Giovane e bella, la Francia salvata da Marine

10 Gennaio 2015 di Stefano Olivari

La Francia e l’Europa saranno salvate da Marine. Forse non Le Pen, come ha previsto Houellebecq (che ipotizza nel suo nuovo romanzo un governissimo centrodestra-centrosinistra con presidente un esponente del partito islamico, che escluda proprio il Front National), ma di sicuro Vacht. L’attrice che in Giovane e bella, il film di François Ozon recentemente visto in televisione, interpreta un personaggio fortissimo. Una mignotta, se dovessimo sintetizzare al massimo. Ma una mignotta che non è vittima del sistema visto che va a scuola ed è formalmente ben integrata, che non è vittima della famiglia che considera invisibile come tanti di noi, che non è vittima del denaro perché non ha grandi necessità anche se le piace essere pagata, che non è vittima nemmeno del sesso che a volte la incuriosisce ma di sicuro non le fa perdere la testa.

Isabelle, questo il nome della protagonista, ha 17 anni e vive con un patrigno che ci prova in maniera soft, una madre che ha le sue storie con un amico di famiglia (il negro intellettuale, tipo Thuram, che i registi francesi usano con la frequenza con cui Mariano Laurenti usava Jimmy il Fenomeno), un fratello (Victor) che si ammazza di seghe ma con il quale ha un rapporto molto sincero e bello. Durante una vacanza estiva (il film si divide in stagioni, non proprio un’idea originale) conosce il tedesco Felix e con lui decide di perdere la verginità, senza però grande entusiasmo. Siamo nella più volte citata modalità della fighetta francese imbronciata, ma in questo caso con ambizioni di universalità: quale adolescente si diverte quando si trova in famiglia? Non ne abbiamo mai conosciuto uno o una, a prescindere dalle generazioni…
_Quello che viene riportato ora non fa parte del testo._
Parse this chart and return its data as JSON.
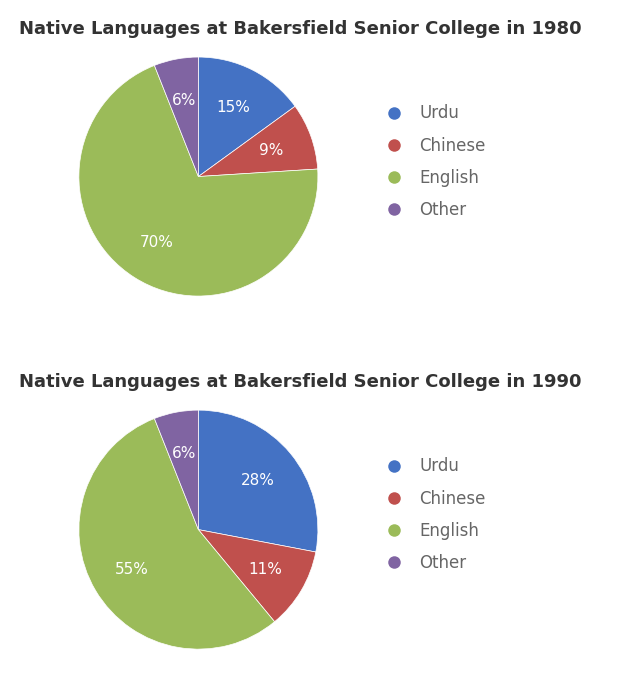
{
  "charts": [
    {
      "title": "Native Languages at Bakersfield Senior College in 1980",
      "labels": [
        "Urdu",
        "Chinese",
        "English",
        "Other"
      ],
      "values": [
        15,
        9,
        70,
        6
      ],
      "colors": [
        "#4472C4",
        "#C0504D",
        "#9BBB59",
        "#8064A2"
      ]
    },
    {
      "title": "Native Languages at Bakersfield Senior College in 1990",
      "labels": [
        "Urdu",
        "Chinese",
        "English",
        "Other"
      ],
      "values": [
        28,
        11,
        55,
        6
      ],
      "colors": [
        "#4472C4",
        "#C0504D",
        "#9BBB59",
        "#8064A2"
      ]
    }
  ],
  "legend_labels": [
    "Urdu",
    "Chinese",
    "English",
    "Other"
  ],
  "legend_colors": [
    "#4472C4",
    "#C0504D",
    "#9BBB59",
    "#8064A2"
  ],
  "title_fontsize": 13,
  "label_fontsize": 11,
  "legend_fontsize": 12,
  "legend_text_color": "#666666",
  "background_color": "#FFFFFF",
  "text_color": "#333333",
  "pct_text_color": "#FFFFFF"
}
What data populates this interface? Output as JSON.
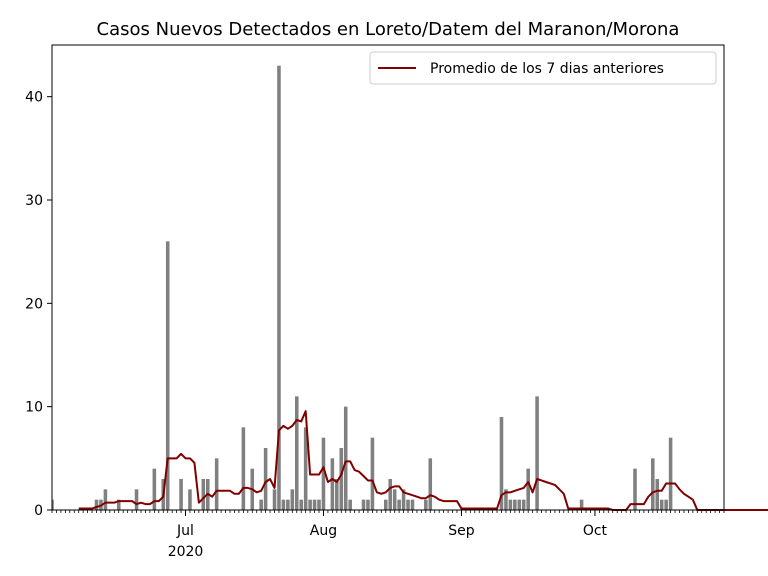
{
  "chart_data": {
    "type": "bar",
    "title": "Casos Nuevos Detectados en Loreto/Datem del Maranon/Morona",
    "xlabel": "",
    "ylabel": "",
    "x_start": "2020-06-01",
    "xlim": [
      "2020-06-01",
      "2020-10-30"
    ],
    "ylim": [
      0,
      45
    ],
    "y_ticks": [
      0,
      10,
      20,
      30,
      40
    ],
    "x_ticks": [
      {
        "date": "2020-07-01",
        "label": "Jul",
        "sublabel": "2020"
      },
      {
        "date": "2020-08-01",
        "label": "Aug",
        "sublabel": ""
      },
      {
        "date": "2020-09-01",
        "label": "Sep",
        "sublabel": ""
      },
      {
        "date": "2020-10-01",
        "label": "Oct",
        "sublabel": ""
      }
    ],
    "grid": false,
    "legend_position": "top-right",
    "bar_color": "#808080",
    "line_color": "#800000",
    "series": [
      {
        "type": "bar",
        "values": [
          1,
          0,
          0,
          0,
          0,
          0,
          0,
          0,
          0,
          0,
          1,
          1,
          2,
          0,
          0,
          1,
          0,
          0,
          0,
          2,
          0,
          0,
          0,
          4,
          0,
          3,
          26,
          0,
          0,
          3,
          0,
          2,
          0,
          0,
          3,
          3,
          0,
          5,
          0,
          0,
          0,
          0,
          0,
          8,
          0,
          4,
          0,
          1,
          6,
          0,
          2,
          43,
          1,
          1,
          2,
          11,
          1,
          8,
          1,
          1,
          1,
          7,
          0,
          5,
          3,
          6,
          10,
          1,
          0,
          0,
          1,
          1,
          7,
          0,
          0,
          1,
          3,
          2,
          1,
          2,
          1,
          1,
          0,
          0,
          1,
          5,
          0,
          0,
          0,
          0,
          0,
          0,
          0,
          0,
          0,
          0,
          0,
          0,
          0,
          0,
          0,
          9,
          2,
          1,
          1,
          1,
          1,
          4,
          0,
          11,
          0,
          0,
          0,
          0,
          0,
          0,
          0,
          0,
          0,
          1,
          0,
          0,
          0,
          0,
          0,
          0,
          0,
          0,
          0,
          0,
          0,
          4,
          0,
          0,
          0,
          5,
          3,
          1,
          1,
          7,
          0,
          0,
          0,
          0,
          0,
          0,
          0,
          0,
          0,
          0,
          0,
          0,
          0,
          0,
          0,
          0,
          0,
          0,
          0,
          0,
          0,
          0,
          0,
          0,
          0,
          0,
          0,
          0,
          0,
          0,
          0,
          0,
          0,
          0,
          0,
          0,
          0,
          0,
          0,
          1
        ]
      },
      {
        "type": "line",
        "name": "Promedio de los 7 dias anteriores",
        "values": [
          null,
          null,
          null,
          null,
          null,
          null,
          0.14,
          0.14,
          0.14,
          0.14,
          0.29,
          0.43,
          0.71,
          0.71,
          0.71,
          0.86,
          0.86,
          0.86,
          0.86,
          0.57,
          0.71,
          0.57,
          0.57,
          0.86,
          0.86,
          1.29,
          5.0,
          5.0,
          5.0,
          5.43,
          5.0,
          5.0,
          4.57,
          0.71,
          1.14,
          1.57,
          1.29,
          1.86,
          1.86,
          1.86,
          1.86,
          1.57,
          1.57,
          2.14,
          2.14,
          2.0,
          1.71,
          1.86,
          2.71,
          3.0,
          2.14,
          7.71,
          8.14,
          7.86,
          8.14,
          8.71,
          8.57,
          9.57,
          3.43,
          3.43,
          3.43,
          4.14,
          2.71,
          3.0,
          2.71,
          3.43,
          4.71,
          4.71,
          3.86,
          3.71,
          3.29,
          2.86,
          2.86,
          1.71,
          1.57,
          1.71,
          2.14,
          2.29,
          2.29,
          1.71,
          1.57,
          1.43,
          1.29,
          1.14,
          1.14,
          1.43,
          1.29,
          1.0,
          0.86,
          0.86,
          0.86,
          0.86,
          0.14,
          0.14,
          0.14,
          0.14,
          0.14,
          0.14,
          0.14,
          0.14,
          0.14,
          1.43,
          1.71,
          1.71,
          1.86,
          2.0,
          2.14,
          2.71,
          1.71,
          3.0,
          2.86,
          2.71,
          2.57,
          2.43,
          2.0,
          1.57,
          0.14,
          0.14,
          0.14,
          0.14,
          0.14,
          0.14,
          0.14,
          0.14,
          0.14,
          0.14,
          0.0,
          0.0,
          0.0,
          0.0,
          0.57,
          0.57,
          0.57,
          0.57,
          1.29,
          1.71,
          1.86,
          1.86,
          2.57,
          2.57,
          2.57,
          2.0,
          1.57,
          1.29,
          1.0,
          0.0,
          0.0,
          0.0,
          0.0,
          0.0,
          0.0,
          0.0,
          0.0,
          0.0,
          0.0,
          0.0,
          0.0,
          0.0,
          0.0,
          0.0,
          0.0,
          0.0,
          0.0,
          0.0,
          0.0,
          0.0,
          0.0,
          0.0,
          0.0,
          0.0,
          0.0,
          0.0,
          0.0,
          0.0,
          0.0,
          0.0,
          0.0,
          0.14
        ]
      }
    ]
  }
}
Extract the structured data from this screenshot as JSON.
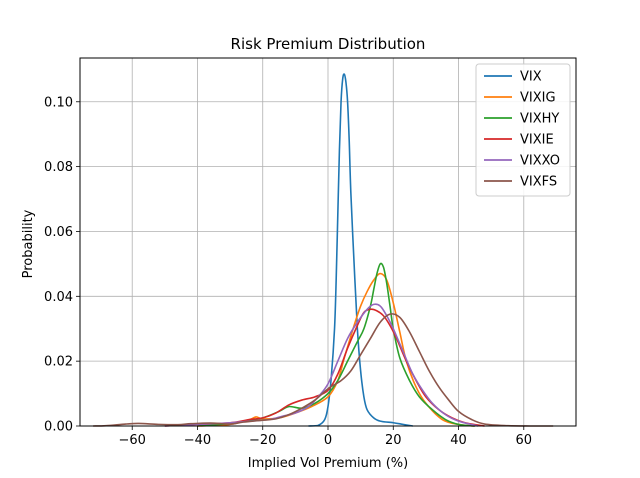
{
  "chart_data": {
    "type": "line",
    "title": "Risk Premium Distribution",
    "xlabel": "Implied Vol Premium (%)",
    "ylabel": "Probability",
    "xlim": [
      -76,
      76
    ],
    "ylim": [
      0,
      0.1135
    ],
    "xticks": [
      -60,
      -40,
      -20,
      0,
      20,
      40,
      60
    ],
    "yticks": [
      0.0,
      0.02,
      0.04,
      0.06,
      0.08,
      0.1
    ],
    "xtick_labels": [
      "−60",
      "−40",
      "−20",
      "0",
      "20",
      "40",
      "60"
    ],
    "ytick_labels": [
      "0.00",
      "0.02",
      "0.04",
      "0.06",
      "0.08",
      "0.10"
    ],
    "grid": true,
    "legend_position": "top-right",
    "series": [
      {
        "name": "VIX",
        "color": "#1f77b4",
        "points": [
          [
            -6,
            0
          ],
          [
            -3,
            0.0002
          ],
          [
            -1,
            0.002
          ],
          [
            0,
            0.006
          ],
          [
            1,
            0.015
          ],
          [
            2,
            0.03
          ],
          [
            2.5,
            0.045
          ],
          [
            3,
            0.065
          ],
          [
            3.5,
            0.085
          ],
          [
            4,
            0.1
          ],
          [
            4.5,
            0.107
          ],
          [
            5,
            0.1085
          ],
          [
            5.5,
            0.106
          ],
          [
            6,
            0.1
          ],
          [
            6.5,
            0.088
          ],
          [
            7,
            0.072
          ],
          [
            8,
            0.05
          ],
          [
            9,
            0.03
          ],
          [
            10,
            0.017
          ],
          [
            11,
            0.009
          ],
          [
            12,
            0.005
          ],
          [
            14,
            0.0025
          ],
          [
            16,
            0.0015
          ],
          [
            20,
            0.001
          ],
          [
            23,
            0.0005
          ],
          [
            26,
            0
          ]
        ]
      },
      {
        "name": "VIXIG",
        "color": "#ff7f0e",
        "points": [
          [
            -40,
            0
          ],
          [
            -30,
            0.0005
          ],
          [
            -24,
            0.002
          ],
          [
            -22,
            0.0028
          ],
          [
            -20,
            0.0022
          ],
          [
            -15,
            0.0025
          ],
          [
            -10,
            0.004
          ],
          [
            -5,
            0.006
          ],
          [
            0,
            0.009
          ],
          [
            3,
            0.014
          ],
          [
            5,
            0.021
          ],
          [
            8,
            0.031
          ],
          [
            10,
            0.037
          ],
          [
            12,
            0.0415
          ],
          [
            14,
            0.045
          ],
          [
            16,
            0.047
          ],
          [
            18,
            0.045
          ],
          [
            20,
            0.038
          ],
          [
            22,
            0.029
          ],
          [
            24,
            0.02
          ],
          [
            27,
            0.012
          ],
          [
            30,
            0.007
          ],
          [
            35,
            0.002
          ],
          [
            40,
            0.0005
          ],
          [
            45,
            0
          ]
        ]
      },
      {
        "name": "VIXHY",
        "color": "#2ca02c",
        "points": [
          [
            -40,
            0
          ],
          [
            -30,
            0.0008
          ],
          [
            -25,
            0.0015
          ],
          [
            -20,
            0.0025
          ],
          [
            -15,
            0.0045
          ],
          [
            -12,
            0.006
          ],
          [
            -8,
            0.0055
          ],
          [
            -4,
            0.007
          ],
          [
            0,
            0.01
          ],
          [
            3,
            0.014
          ],
          [
            6,
            0.02
          ],
          [
            9,
            0.026
          ],
          [
            11,
            0.03
          ],
          [
            13,
            0.037
          ],
          [
            14,
            0.042
          ],
          [
            15,
            0.047
          ],
          [
            16,
            0.05
          ],
          [
            17,
            0.049
          ],
          [
            18,
            0.044
          ],
          [
            19,
            0.037
          ],
          [
            20,
            0.03
          ],
          [
            22,
            0.021
          ],
          [
            25,
            0.014
          ],
          [
            28,
            0.009
          ],
          [
            32,
            0.005
          ],
          [
            36,
            0.002
          ],
          [
            40,
            0.0005
          ],
          [
            45,
            0
          ]
        ]
      },
      {
        "name": "VIXIE",
        "color": "#d62728",
        "points": [
          [
            -50,
            0
          ],
          [
            -40,
            0.0005
          ],
          [
            -30,
            0.001
          ],
          [
            -24,
            0.002
          ],
          [
            -20,
            0.0025
          ],
          [
            -16,
            0.004
          ],
          [
            -12,
            0.0065
          ],
          [
            -8,
            0.008
          ],
          [
            -4,
            0.009
          ],
          [
            0,
            0.011
          ],
          [
            3,
            0.016
          ],
          [
            6,
            0.024
          ],
          [
            9,
            0.031
          ],
          [
            11,
            0.035
          ],
          [
            13,
            0.036
          ],
          [
            15,
            0.0355
          ],
          [
            17,
            0.034
          ],
          [
            19,
            0.031
          ],
          [
            21,
            0.027
          ],
          [
            24,
            0.02
          ],
          [
            27,
            0.014
          ],
          [
            30,
            0.009
          ],
          [
            34,
            0.005
          ],
          [
            38,
            0.0025
          ],
          [
            42,
            0.001
          ],
          [
            48,
            0
          ]
        ]
      },
      {
        "name": "VIXXO",
        "color": "#9467bd",
        "points": [
          [
            -50,
            0
          ],
          [
            -40,
            0.0005
          ],
          [
            -30,
            0.001
          ],
          [
            -24,
            0.0015
          ],
          [
            -18,
            0.002
          ],
          [
            -14,
            0.003
          ],
          [
            -10,
            0.004
          ],
          [
            -6,
            0.006
          ],
          [
            -3,
            0.009
          ],
          [
            0,
            0.013
          ],
          [
            3,
            0.02
          ],
          [
            6,
            0.027
          ],
          [
            9,
            0.032
          ],
          [
            12,
            0.036
          ],
          [
            14,
            0.0375
          ],
          [
            16,
            0.037
          ],
          [
            18,
            0.034
          ],
          [
            20,
            0.03
          ],
          [
            23,
            0.023
          ],
          [
            26,
            0.016
          ],
          [
            29,
            0.011
          ],
          [
            32,
            0.007
          ],
          [
            36,
            0.0035
          ],
          [
            40,
            0.0015
          ],
          [
            46,
            0
          ]
        ]
      },
      {
        "name": "VIXFS",
        "color": "#8c564b",
        "points": [
          [
            -72,
            0
          ],
          [
            -68,
            0.0001
          ],
          [
            -62,
            0.0006
          ],
          [
            -58,
            0.0008
          ],
          [
            -52,
            0.0005
          ],
          [
            -46,
            0.0004
          ],
          [
            -42,
            0.0007
          ],
          [
            -36,
            0.0009
          ],
          [
            -30,
            0.0006
          ],
          [
            -26,
            0.0012
          ],
          [
            -20,
            0.0018
          ],
          [
            -16,
            0.0022
          ],
          [
            -12,
            0.0035
          ],
          [
            -8,
            0.0055
          ],
          [
            -4,
            0.008
          ],
          [
            0,
            0.0115
          ],
          [
            4,
            0.014
          ],
          [
            7,
            0.017
          ],
          [
            10,
            0.022
          ],
          [
            13,
            0.027
          ],
          [
            16,
            0.032
          ],
          [
            19,
            0.0345
          ],
          [
            22,
            0.0335
          ],
          [
            25,
            0.029
          ],
          [
            28,
            0.023
          ],
          [
            31,
            0.017
          ],
          [
            34,
            0.012
          ],
          [
            37,
            0.008
          ],
          [
            40,
            0.0045
          ],
          [
            44,
            0.002
          ],
          [
            48,
            0.0006
          ],
          [
            55,
            0.0001
          ],
          [
            62,
            0
          ],
          [
            69,
            0
          ]
        ]
      }
    ]
  }
}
Comunque al ritorno a casa Isabelle si iscrive a un sito di escort e inizia a fare incontri: tutti sembrano dare questa importanza sacrale al sesso, ma lei non ne è conquistata. Non disprezza gli uomini, nemmeno quelli a volte squallidi che la pagano 300 euro a botta, ma non li capisce così come non capisce i tristissimi inganni della vita quotidiana. In questo quadro prostituirsi è senz’altro un grido di libertà e di indipendenza, almeno agli occhi di sé stessa. Riesce a conciliare tutto, in fondo anche le persone vicine vedono soltanto ciò che vogliono vedere, ma la situazione precipita quando uno dei suoi clienti schiatta, bombatissimo di Viagra. Interviene la polizia, eccetera, stoppiamo lo spoileraggio (non è comunque un giallo). Di culto l’apparizione di Charlotte Rampling, vedova del cliente, ma a contare in questo film del 2013 sono soprattutto le implicazioni psicoanalitiche: fra padre assente e madre formalmente presente, c’è tutto un alternarsi di figure succedanee che fa riflettere non sulla crisi dei valori dell’Occidente, come magari scriverebbe chi sogna la propria figlia con il burqa (anche molti padri cristianissimi o laicissimi inconsciamente lo fanno), ma sulla libertà di scegliere. Marine ha molti problemi ma è libera. E i soldi se li è guadagnati: non glieli hanno dati un marito, un padre, un partito, una chiesa, uno stato. Si scrive Marine ma si legge Marianne.